What are you doing looking over the counter at the worker's ankles and body tats, unless you got the store wrong and get your chile and smoothies from Hooters?
 

ProSignTN

New Member
Every good sign truck I've ever commandeered has at least 3 spoons, 2 forks, a spork, a few straws (work great to blow shavings and dust away from a hole while drilling) and a couple packs of room temperature of Duke's mayonnaise packets stashed away in the console. How do you eat without these basics.
 

MDKAOD

New Member
The kids who run those places get paid next to nothing. If someone had a burning desire to climb the ladder of big fast food, then maybe that could have happened, but I'm not sure there is much of an understanding of Millennials let alone Gen Z around here.
 

Stacey K

I like making signs
Fast food joints are sketchy these days. Last time I was at Burger King my son and I had to run for our lives due to a domestic violence fight in the kitchen.

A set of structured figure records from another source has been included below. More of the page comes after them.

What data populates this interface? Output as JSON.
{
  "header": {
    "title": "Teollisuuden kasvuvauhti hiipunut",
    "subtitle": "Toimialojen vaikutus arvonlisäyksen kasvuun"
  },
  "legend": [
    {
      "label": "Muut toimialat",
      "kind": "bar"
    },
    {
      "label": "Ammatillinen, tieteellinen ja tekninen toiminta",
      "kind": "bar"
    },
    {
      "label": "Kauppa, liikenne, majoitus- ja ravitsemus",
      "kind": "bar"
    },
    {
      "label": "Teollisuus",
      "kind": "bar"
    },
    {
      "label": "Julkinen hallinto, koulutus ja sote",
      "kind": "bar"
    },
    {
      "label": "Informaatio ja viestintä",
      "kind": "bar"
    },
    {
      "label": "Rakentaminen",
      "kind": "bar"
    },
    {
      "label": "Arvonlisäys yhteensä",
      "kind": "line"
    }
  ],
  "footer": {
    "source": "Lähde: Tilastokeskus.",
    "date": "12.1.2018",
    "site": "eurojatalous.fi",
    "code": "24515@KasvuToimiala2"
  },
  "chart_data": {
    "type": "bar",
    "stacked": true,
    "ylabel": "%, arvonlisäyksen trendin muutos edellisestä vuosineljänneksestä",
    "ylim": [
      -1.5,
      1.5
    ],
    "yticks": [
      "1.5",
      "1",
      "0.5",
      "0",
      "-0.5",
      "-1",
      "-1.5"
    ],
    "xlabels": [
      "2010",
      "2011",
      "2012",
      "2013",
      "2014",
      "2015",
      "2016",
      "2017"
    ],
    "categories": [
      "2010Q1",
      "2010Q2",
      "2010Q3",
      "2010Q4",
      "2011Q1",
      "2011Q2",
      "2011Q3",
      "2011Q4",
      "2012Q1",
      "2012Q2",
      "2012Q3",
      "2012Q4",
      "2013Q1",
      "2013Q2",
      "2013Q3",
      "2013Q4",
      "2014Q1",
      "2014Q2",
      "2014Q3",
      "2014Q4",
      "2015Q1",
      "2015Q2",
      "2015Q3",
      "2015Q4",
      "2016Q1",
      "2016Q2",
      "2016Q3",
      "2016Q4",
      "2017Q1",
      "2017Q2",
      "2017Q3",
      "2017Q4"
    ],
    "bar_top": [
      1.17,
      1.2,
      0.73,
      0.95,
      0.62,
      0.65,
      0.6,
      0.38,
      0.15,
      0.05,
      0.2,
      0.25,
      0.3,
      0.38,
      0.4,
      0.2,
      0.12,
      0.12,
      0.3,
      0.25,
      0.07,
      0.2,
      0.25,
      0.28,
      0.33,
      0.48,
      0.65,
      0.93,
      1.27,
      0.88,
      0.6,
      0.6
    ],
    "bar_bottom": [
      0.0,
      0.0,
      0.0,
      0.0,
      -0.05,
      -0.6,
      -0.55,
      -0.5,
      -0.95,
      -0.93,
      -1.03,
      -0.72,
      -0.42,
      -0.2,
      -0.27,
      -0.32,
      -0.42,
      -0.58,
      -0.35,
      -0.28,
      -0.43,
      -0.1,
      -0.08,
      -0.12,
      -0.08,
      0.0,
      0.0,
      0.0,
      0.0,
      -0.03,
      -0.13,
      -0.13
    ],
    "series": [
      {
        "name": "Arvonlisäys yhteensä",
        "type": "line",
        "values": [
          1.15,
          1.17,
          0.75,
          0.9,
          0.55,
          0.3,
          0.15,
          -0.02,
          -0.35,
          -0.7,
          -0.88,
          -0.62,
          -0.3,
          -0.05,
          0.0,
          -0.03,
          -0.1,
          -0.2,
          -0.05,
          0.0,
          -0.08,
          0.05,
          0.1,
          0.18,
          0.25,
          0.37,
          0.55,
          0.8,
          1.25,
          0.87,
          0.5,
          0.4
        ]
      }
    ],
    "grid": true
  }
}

I thought for sure the guy had a gun was going to start shooting. We were scared to death. We saw him walk through the parking lot and he must've walked in the back door and starting SCREAMING and we kinda laughed. Then you could hear him punching and slapping her. We commented when we saw him in the parking lot, "wow, look at that gang-banger with his droopey pants and hood up in 90 degree weather ha ha ha". Wasn't very funny 2 minutes later.

I won't be going back there lol
 

Stacey K

I like making signs
The best fast "food places" IMO are Culvers and Kwik Trip. They pay their employees well. I was just at Kwik Trip and associate managers make $50k+.